The Katsuhiko Ohnuma Lithic Technology Collection

Yoshihiro Nishiaki
The University Museum
The University of Tokyo


   Professor Katsuhiko Ohnuma is a prehistoric archaeologist who taught at Kokushikan University for many years. In the 1980s he studied under Dr. Mark Newcomer, a then leading specialist in lithic technology, and has since continued to devote his efforts to research in this field, becoming one of the renowned contemporary masters of stone tool reproduction. In 2017 to 2019, selected items of his replicated lithic materials that he made himself for research and education purposes were donated to the University Museum, the University of Tokyo (UMUT), along with the respective archival records. The present volume is a catalogue of those materials.
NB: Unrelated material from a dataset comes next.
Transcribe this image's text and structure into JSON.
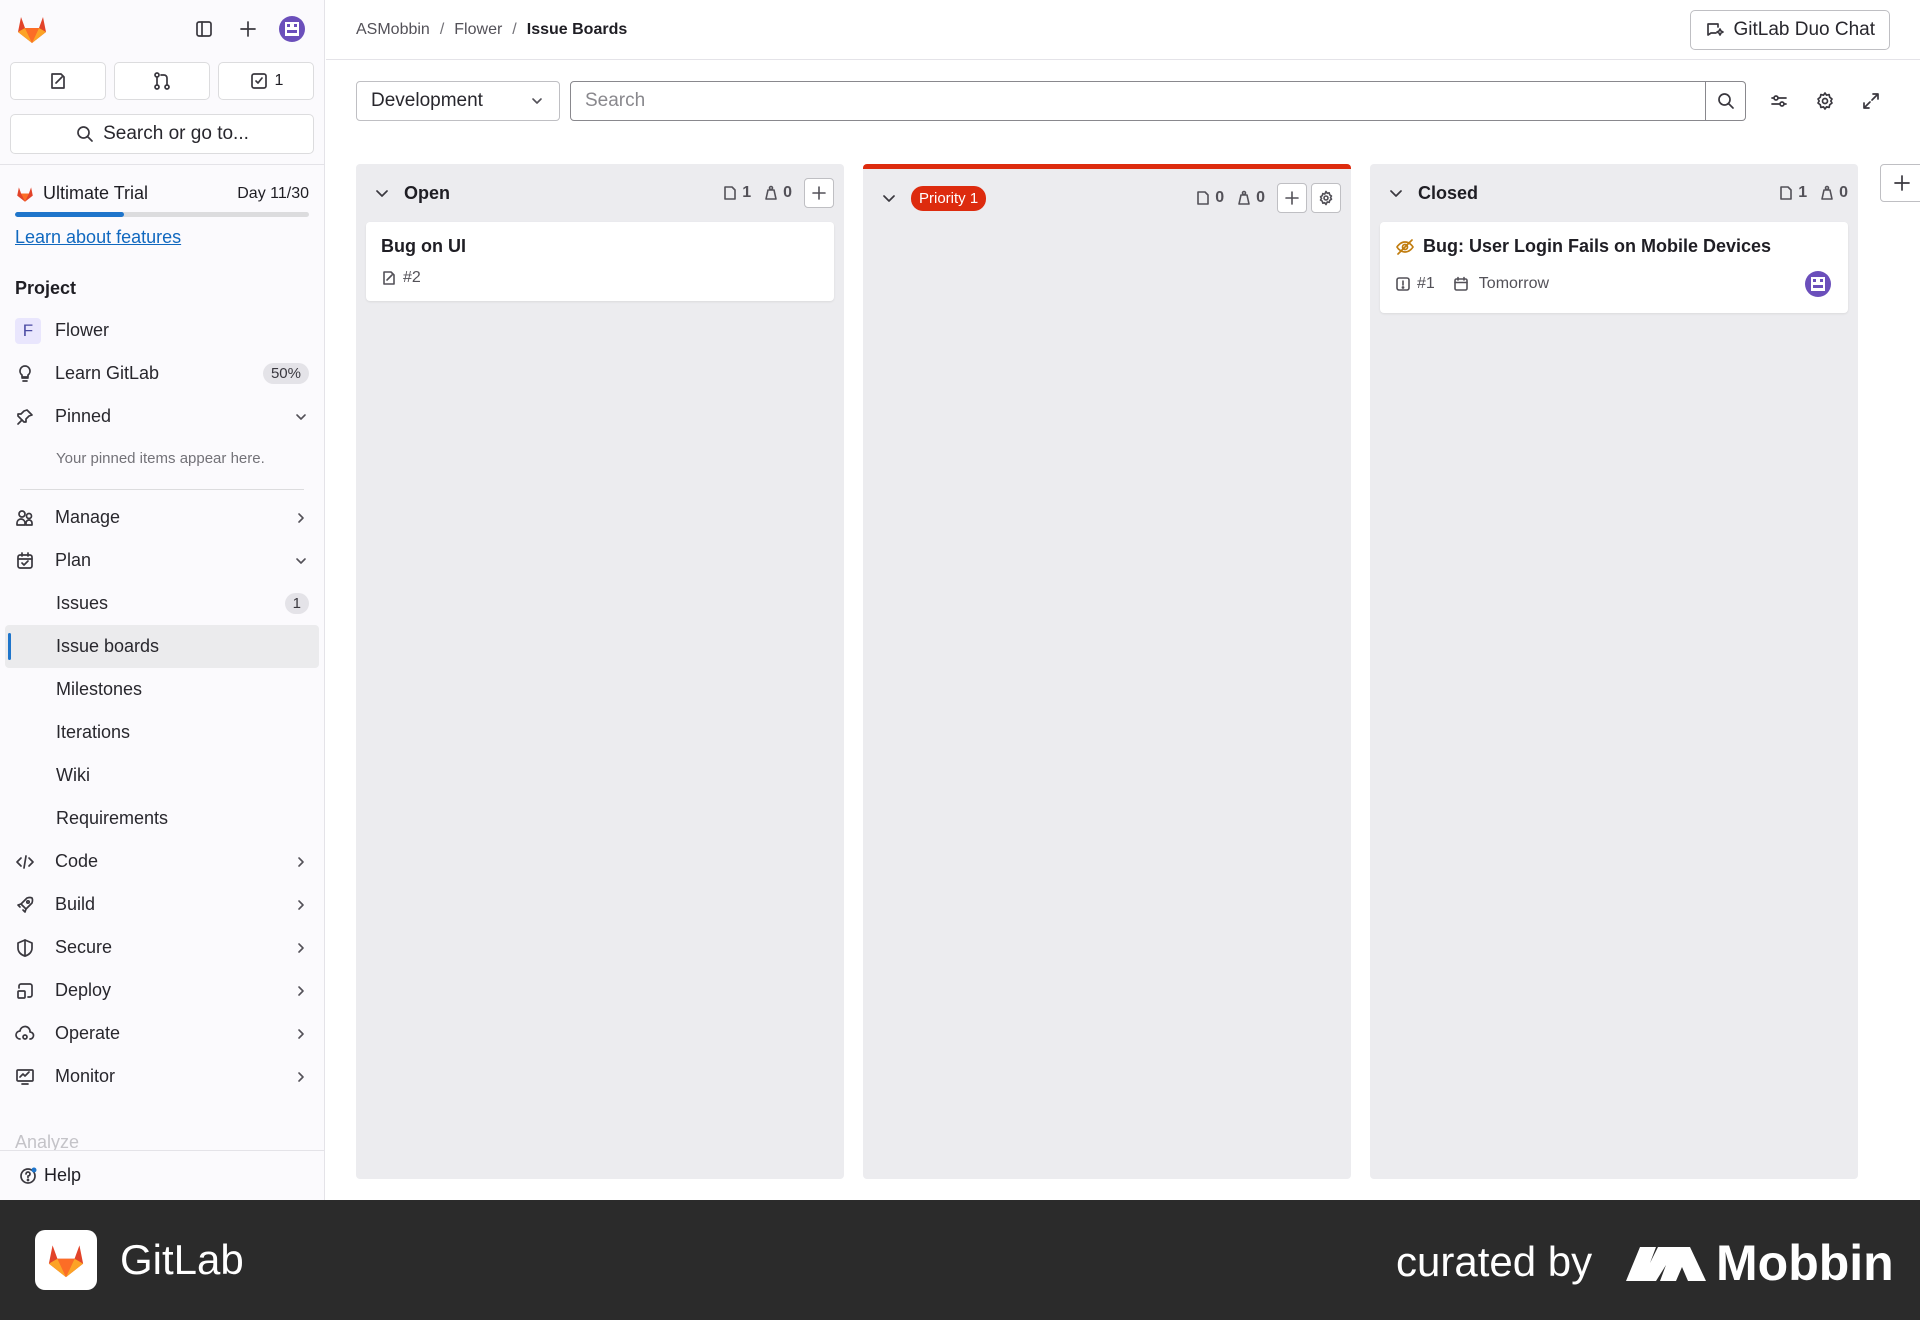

   The Material Reports of UMUT, published since 1976, documents the scientific specimens collected by the university’s researchers. The present volume may be the first of more than 130 volumes to document a researcher’s work “produced” by himself, being similar to an artist’s works. The strong point of the Ohnuma collection is its accompanying notebooks describing his intentions and processes for manufacturing the lithic artifacts during each replication session, as well as research articles based on those experiments. The term “scientific specimens” as defined by UMUT refers to materials produced in the process of research and education. That is exactly what this comprises.

   A comparable collection may be that of D. E. Crabtree (1912–1980), a prominent modern knapper, housed at the University of Idaho (Don Crabtree Lithic Technology Collection). The Ohnuma Collection strongly emphasizes research replications of the Levallois method of the Middle Palaeolithic and the pressure debitage of the Upper Palaeolithic periods and later, subjects of much of Professor Ohnuma’s research. In addition, the collection includes a series of teaching materials produced for the purposes of education on lithic technology, such as basic knapping tools, knapping techniques like hard/soft hammer percussion, indirect percussion, and pressure flaking, as well as reproductions to illustrate the technological evolution from the Lower Palaeolithic to the post-Neolithic periods in Eurasia.

   Archaeologists studying ancient lithic artifacts have no direct information on what the knapper of each artifact intended. The artifacts in the Ohnuma Collection are different. They are equipped with the histories of the objects and the author’s intention. We believe that this unique collection, which allows researchers to relive the experiences of a knapper, provides an invaluable opportunity for those who wish to pursue the archaeological understanding of lithic technology.